I spent the next morning at the New Orleans Police Department flipping through the missing persons file of Calvin Antoine Jacobs, aka Dio. In the empty office of a desk sergeant who was friends with Jay, I made notes onto a yellow legal pad. I read through interviews with Teddy and Malcolm, other rappers who knew Dio, and a couple that saw him taken away outside Atlanta Nites by two men in ski masks. One reported he heard a muffled pop from inside a black van. I read back through the interview with Malcolm. He talked about the man’s talent and some folks in Calliope he feared. The name Cash was mentioned several times. But Malcolm was their suspect.

Still nothing. Not what I’d hoped to find.

Jay popped his head in and asked if I wanted to go to lunch at Central Grocery.

I declined.

“You must be sick,” he said. “Life is a bag of Zapp’s.”

“This report doesn’t make any sense,” I said. “It just kind of drops.”

“When someone goes missing, not a lot you can do, bra. You know how many people just disappear in New Orleans every year?”

“You know how many should?”

“You heard from that street freak that was harassing you?”

I shook my head.

“Look out for yourself,” he said.

I peered down at my legal pad and some notes I’d made. About thirty minutes later, I found a vending machine and drank a Barq’s. I ate some Oreos. I walked down a linoleum hall and let myself back into the records room.

What bothered me was that no family members had been interviewed about this guy. When I researched someone, often that was the first place I’d go. Who knows someone best but his own people?

I asked the sergeant – a burly white-haired man who kept a screen saver of George W. Bush on his computer – for an explanation. He stood, his back to the thin walls of pressed wood, where he’d hung photos of himself with three German shepherds sitting at his feet.

“Was he a transient?” he asked.

“No.”

“Who’d we find?”

“People he worked with.”

He nodded.

“He has an address that shows a place on Lakeshore Drive,” I said. “But I know he’d been in prison. Why isn’t there anything about that in the record?”

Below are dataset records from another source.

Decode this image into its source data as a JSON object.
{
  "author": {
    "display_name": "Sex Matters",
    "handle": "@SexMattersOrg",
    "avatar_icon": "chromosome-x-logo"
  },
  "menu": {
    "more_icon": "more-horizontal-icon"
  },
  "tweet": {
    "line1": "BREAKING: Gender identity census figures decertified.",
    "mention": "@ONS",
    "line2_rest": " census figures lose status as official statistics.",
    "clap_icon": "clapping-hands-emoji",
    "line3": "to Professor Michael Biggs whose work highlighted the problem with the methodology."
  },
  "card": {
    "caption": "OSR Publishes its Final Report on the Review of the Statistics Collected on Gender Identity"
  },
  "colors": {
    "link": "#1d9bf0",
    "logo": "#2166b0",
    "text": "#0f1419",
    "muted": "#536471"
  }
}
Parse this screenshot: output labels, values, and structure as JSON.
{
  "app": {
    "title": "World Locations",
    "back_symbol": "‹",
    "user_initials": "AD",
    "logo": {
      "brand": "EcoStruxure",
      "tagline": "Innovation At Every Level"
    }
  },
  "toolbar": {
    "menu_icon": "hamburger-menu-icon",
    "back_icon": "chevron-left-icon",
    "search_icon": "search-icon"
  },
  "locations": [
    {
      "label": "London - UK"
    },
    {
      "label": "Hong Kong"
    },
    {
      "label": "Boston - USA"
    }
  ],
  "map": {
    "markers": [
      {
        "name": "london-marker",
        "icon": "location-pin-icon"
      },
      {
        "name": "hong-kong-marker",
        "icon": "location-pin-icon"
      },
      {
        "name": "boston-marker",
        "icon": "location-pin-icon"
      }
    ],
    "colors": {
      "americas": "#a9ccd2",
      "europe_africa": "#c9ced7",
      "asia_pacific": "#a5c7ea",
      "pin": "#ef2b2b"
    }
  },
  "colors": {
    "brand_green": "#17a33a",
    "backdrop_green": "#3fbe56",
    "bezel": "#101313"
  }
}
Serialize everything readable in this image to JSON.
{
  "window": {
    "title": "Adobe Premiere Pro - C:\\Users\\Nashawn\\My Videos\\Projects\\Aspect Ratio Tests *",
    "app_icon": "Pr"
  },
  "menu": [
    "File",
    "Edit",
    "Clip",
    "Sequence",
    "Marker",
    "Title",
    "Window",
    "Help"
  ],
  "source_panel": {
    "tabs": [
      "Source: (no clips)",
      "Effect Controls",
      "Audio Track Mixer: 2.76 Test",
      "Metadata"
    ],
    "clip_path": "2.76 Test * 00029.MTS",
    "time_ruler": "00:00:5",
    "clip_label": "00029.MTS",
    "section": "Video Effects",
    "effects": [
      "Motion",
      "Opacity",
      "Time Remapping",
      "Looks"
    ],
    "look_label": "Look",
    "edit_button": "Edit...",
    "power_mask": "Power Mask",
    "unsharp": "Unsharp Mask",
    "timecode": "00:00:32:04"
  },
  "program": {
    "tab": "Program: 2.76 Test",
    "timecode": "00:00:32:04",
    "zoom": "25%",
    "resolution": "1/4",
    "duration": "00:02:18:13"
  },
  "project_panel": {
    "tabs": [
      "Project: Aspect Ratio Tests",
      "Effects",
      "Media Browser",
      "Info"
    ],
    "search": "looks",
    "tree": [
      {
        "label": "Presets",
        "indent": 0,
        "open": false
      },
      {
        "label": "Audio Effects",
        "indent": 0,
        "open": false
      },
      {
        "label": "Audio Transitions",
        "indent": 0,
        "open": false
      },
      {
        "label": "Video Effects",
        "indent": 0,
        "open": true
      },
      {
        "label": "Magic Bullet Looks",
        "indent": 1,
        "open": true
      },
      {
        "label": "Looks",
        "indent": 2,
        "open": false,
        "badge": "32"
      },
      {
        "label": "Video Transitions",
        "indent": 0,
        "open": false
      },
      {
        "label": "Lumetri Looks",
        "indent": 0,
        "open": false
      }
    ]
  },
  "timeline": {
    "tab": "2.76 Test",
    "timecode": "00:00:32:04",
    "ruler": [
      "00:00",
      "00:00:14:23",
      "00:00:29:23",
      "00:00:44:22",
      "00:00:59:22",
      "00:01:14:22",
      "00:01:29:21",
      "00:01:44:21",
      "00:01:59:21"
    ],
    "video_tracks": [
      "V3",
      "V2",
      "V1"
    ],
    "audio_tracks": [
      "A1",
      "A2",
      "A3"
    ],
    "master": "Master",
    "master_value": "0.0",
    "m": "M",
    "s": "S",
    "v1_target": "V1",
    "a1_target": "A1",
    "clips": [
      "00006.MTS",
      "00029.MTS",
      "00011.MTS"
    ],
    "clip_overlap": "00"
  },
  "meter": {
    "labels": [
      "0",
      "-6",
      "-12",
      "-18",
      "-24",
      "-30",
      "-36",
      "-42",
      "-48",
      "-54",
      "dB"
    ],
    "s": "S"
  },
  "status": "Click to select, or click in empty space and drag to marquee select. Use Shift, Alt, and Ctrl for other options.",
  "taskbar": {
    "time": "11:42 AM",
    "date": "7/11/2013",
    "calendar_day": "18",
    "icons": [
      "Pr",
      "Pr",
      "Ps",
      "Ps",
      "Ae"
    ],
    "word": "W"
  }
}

“You need to call the Department of Corrections for that,” he said. He flipped through a Rolodex, squinted at the tiny card, and read off a name and number. “She’ll get you what you need. Tell her I told you to call.”

I shook the desk sergeant’s hand.

“Good when you can do something,” he said.

“Did you work the street for long?”

“Long enough to piss someone off and end up here.”

The contact from the Louisiana Department of Corrections was a pleasant woman named Lisa. She sounded completely foreign to the Lisa I’d lived with when I played ball. She sounded as if she had a heart. A brain too. I told her the sergeant’s name and that I was researching for a buddy of mine and she told me to give her a few hours.

“Some inmate at Angola escaped this morning,” she said. “Those freakin’ reporters won’t leave us alone.”

I drove back to the warehouse and walked Annie down to Louisiana Products for a po’boy. I made coffee.

At 3, she called back.

“I have two Calvin Antoine Jacobses,” she said. “The first has a DOB March 3, 1974?”

“Let me double-check that birthday.”

“Is he currently incarcerated?” she asked.

“No.”

“Then that’s not him. The only other Calvin Antoine Jacobs I have in the system died two years ago.”

“This guy I need is missing,” I said. “No one ever found him. I didn’t think he was ruled dead.”

She paused for a second. “This guy died in Angola. Let me see… he was from New Orleans. Lived at 2538 Constance. He was convicted of two counts of manslaughter and one count of car theft in 2000.”

“Wait.”

“What?”

“I think I love you.”

“Excuse me?”

“Read back that address.”

She did. I smiled.

I promised her free drinks at JoJo’s next time she was in New Orleans. Anything she wanted. My children. My dog. She could be bald with a harelip and I would’ve kissed her at that moment.

“What else can you tell me about Mr. Jacobs?”

“A lot,” she said. “What do you need to know?”